This past week we celebrated the 16th birthday of my eldest child, Sawyer. It seems just yesterday that he was a 16 month old running through the house asking, “What’s Saw-er doin’?” Sometimes what he was doin’ was obvious, at others not so much. Either way, it delighted me to be able to communicate with such a tiny little person because from then on I felt like I knew what babies that age were thinking. They just wanted to know what they were doin’.
It occurs to me that question doesn’t change much. I’ve wondered what I am doing most days of my life. As a mom, I’ve wondered if I was overprotective. Wondered if I was traumatizing the little people God had given me. Wondered in those times I blew it big time as a wife and friend, “What’s Lisa doin’?” Sometimes the answer was obvious, at others not so much. But as I watch this boy grow into a young man, I can’t help but believe God has received this consecration of our first-born and is planning on doing a mighty thing with him in spite of anything we could do to mess him up. I’m believing that for all my children and am so incredibly awed by their individuality and watching the points of their personality develop that will be the strength/weakness God will use. Watching them grow is like having a front row seat to the most amazing film ever written and having the privilege of having some small part of helping write the story as well as the angst of being so deeply invested in how it plays out.
At this point in the production, I am somewhat happy to report Sawyer passed his road test and got his driver’s license. I say somewhat because, MY BABY DROVE TO SCHOOL WITHOUT ME Friday morning.
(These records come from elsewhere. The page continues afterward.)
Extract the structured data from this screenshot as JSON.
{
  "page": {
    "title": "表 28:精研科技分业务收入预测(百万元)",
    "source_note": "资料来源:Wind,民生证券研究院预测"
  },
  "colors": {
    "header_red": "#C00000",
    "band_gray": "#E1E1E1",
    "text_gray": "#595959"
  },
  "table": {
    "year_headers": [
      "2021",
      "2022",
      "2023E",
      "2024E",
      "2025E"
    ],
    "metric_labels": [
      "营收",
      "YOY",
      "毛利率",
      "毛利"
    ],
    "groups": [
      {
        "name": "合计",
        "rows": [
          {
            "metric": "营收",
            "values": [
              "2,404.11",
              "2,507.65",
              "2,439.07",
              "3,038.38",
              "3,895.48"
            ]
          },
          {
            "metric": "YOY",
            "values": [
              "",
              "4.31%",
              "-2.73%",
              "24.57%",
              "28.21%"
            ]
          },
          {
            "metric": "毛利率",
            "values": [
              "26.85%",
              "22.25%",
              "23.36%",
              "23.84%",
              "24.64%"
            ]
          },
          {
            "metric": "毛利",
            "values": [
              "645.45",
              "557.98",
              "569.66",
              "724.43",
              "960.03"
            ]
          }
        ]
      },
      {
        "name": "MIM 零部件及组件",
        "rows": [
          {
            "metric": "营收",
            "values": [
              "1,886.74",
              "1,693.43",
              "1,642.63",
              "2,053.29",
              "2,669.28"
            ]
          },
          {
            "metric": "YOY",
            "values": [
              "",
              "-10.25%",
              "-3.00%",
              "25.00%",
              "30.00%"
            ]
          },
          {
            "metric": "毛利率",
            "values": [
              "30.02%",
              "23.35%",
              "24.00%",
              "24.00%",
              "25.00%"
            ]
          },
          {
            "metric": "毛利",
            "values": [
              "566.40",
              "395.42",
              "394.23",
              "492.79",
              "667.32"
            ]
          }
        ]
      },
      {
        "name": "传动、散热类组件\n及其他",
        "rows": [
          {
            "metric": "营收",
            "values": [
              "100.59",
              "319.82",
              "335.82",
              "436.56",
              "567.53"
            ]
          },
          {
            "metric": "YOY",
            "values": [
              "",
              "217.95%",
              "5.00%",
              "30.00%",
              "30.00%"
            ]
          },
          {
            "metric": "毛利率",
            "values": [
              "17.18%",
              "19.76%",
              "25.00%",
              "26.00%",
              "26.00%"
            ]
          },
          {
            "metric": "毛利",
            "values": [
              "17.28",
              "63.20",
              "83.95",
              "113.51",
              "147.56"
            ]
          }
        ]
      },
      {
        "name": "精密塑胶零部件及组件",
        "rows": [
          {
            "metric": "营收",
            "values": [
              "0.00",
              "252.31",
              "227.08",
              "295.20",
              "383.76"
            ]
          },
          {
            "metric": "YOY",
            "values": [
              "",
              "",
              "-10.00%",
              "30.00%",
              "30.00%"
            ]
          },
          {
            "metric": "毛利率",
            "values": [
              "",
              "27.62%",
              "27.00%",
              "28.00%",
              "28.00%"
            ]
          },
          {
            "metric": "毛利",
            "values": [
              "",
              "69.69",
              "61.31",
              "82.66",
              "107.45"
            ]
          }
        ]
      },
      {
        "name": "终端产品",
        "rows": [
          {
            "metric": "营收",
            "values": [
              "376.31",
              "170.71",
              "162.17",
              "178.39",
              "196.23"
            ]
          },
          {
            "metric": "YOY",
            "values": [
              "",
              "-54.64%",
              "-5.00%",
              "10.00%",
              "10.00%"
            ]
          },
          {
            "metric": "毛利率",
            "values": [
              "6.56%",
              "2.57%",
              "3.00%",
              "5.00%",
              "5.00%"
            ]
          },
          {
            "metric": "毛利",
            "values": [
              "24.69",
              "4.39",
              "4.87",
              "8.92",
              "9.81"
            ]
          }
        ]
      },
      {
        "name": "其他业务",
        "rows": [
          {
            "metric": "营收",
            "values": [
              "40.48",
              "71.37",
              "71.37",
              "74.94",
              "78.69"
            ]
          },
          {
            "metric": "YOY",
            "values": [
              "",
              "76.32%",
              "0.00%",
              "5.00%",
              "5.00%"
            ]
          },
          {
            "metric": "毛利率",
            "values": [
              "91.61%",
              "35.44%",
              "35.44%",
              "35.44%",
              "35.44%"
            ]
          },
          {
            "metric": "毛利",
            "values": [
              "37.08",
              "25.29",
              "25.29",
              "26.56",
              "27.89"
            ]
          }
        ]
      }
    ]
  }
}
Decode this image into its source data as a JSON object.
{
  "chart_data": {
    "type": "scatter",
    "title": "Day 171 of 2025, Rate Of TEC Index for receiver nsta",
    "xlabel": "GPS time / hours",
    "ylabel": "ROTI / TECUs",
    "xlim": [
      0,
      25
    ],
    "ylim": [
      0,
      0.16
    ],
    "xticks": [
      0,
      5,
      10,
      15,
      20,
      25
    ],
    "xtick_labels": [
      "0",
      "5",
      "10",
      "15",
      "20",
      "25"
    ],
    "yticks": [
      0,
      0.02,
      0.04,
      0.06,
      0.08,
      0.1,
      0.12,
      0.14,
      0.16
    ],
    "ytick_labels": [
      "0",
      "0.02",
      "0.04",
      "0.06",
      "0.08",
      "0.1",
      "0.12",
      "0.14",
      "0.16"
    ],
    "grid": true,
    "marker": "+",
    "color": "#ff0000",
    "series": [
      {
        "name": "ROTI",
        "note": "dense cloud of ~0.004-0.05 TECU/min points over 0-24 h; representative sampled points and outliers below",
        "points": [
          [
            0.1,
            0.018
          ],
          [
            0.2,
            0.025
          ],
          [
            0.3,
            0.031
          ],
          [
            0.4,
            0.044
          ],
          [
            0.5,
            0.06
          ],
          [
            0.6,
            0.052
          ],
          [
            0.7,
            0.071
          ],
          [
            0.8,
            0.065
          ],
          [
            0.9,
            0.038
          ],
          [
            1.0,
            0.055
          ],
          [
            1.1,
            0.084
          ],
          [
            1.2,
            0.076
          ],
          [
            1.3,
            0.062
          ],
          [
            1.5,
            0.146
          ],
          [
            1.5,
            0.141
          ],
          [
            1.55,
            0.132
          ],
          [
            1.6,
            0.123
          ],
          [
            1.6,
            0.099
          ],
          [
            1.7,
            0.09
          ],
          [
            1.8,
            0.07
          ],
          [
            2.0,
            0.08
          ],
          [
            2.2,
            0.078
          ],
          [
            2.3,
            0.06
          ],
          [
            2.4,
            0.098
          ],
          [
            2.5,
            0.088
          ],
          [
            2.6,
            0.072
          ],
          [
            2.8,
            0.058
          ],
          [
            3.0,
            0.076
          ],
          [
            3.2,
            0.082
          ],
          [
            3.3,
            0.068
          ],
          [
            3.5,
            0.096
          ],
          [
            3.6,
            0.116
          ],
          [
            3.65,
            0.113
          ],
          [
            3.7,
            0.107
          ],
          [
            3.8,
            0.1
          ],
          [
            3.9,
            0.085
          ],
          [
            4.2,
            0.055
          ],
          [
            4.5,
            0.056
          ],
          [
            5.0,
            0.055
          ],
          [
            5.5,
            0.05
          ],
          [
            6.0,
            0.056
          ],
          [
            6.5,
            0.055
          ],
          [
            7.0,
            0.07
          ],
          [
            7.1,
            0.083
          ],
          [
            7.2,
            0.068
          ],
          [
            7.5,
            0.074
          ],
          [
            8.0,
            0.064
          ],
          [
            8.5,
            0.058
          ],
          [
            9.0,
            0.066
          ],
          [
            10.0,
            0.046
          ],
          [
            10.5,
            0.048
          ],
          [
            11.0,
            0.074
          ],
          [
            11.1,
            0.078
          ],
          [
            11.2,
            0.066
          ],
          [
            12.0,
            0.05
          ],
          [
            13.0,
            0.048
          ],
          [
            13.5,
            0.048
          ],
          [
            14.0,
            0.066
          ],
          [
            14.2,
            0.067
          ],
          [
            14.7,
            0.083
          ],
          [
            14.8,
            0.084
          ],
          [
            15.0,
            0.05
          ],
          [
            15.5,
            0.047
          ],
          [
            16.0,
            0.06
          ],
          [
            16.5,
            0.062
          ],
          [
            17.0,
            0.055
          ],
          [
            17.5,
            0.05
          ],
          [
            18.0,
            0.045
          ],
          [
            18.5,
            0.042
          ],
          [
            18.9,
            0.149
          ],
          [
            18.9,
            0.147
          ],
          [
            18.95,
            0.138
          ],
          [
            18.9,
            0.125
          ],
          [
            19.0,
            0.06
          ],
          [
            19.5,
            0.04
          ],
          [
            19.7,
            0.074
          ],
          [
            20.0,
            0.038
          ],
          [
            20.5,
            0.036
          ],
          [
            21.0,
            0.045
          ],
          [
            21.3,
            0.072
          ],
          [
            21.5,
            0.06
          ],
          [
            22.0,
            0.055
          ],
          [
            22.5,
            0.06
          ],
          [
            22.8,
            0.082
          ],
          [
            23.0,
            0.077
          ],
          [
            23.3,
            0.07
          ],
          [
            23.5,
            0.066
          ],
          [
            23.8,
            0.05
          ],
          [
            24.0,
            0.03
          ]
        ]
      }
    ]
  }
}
I took several hundred photos of him pulling away and then cried just a lot when I couldn’t see him any longer. And then I jumped in the car and followed his route to school checking all the ditches and breathing a huge sigh of relief when I saw his truck safely parked in front of the school. Will I always be this neurotic? When will I settle down into appreciating the ability to send him to the store and taking his brother to ball practice? Because, really, I don’t see that happening in the near future.
Here are a couple of pictures I took on his birthday. I made Sawyer drive me to an alley downtown with an old beat up building for a backdrop. He wasn’t really in the position to say no if he wanted to stay behind the wheel the rest of the day.
The only thing more awesome than my kid is the broken factory window. I am obsessed with it.
Again, broken window love. I played with this one for ages and finally decided I kind of liked it in spite of my lack of photoshop skillz.
This is Sawyer’s favorite. He’s not in love with broken windows but he is pretty well smitten with his Chevy.
I loved the way this picture turned out but then got paranoid about his license info being ont the web. So then I tried to delete it, blur it, and somehow ended up rotating it multiple times. Have I mentioned I am a photoshop idiot?
I just read back over this post and bless you if you’ve made it this far. It is as rambling and disconnected as I anticipated. Hoping you will read between the lines and assume the unstable mind of the writer. I wanted to wax sentimental but I’m too fragile and plus now I’m feeling guilty because I wasn’t blogging on Elijah’s birthday and, not like he ever reads my blog, but if I go too overboard then I will feel guilty for not writing an ode to his 14th birthday. Geesh. This motherhood thing.
Do any of us really know what wer’re doin? Please tell me you don’t either. Or at least if you do, help a sister out and share some secrets.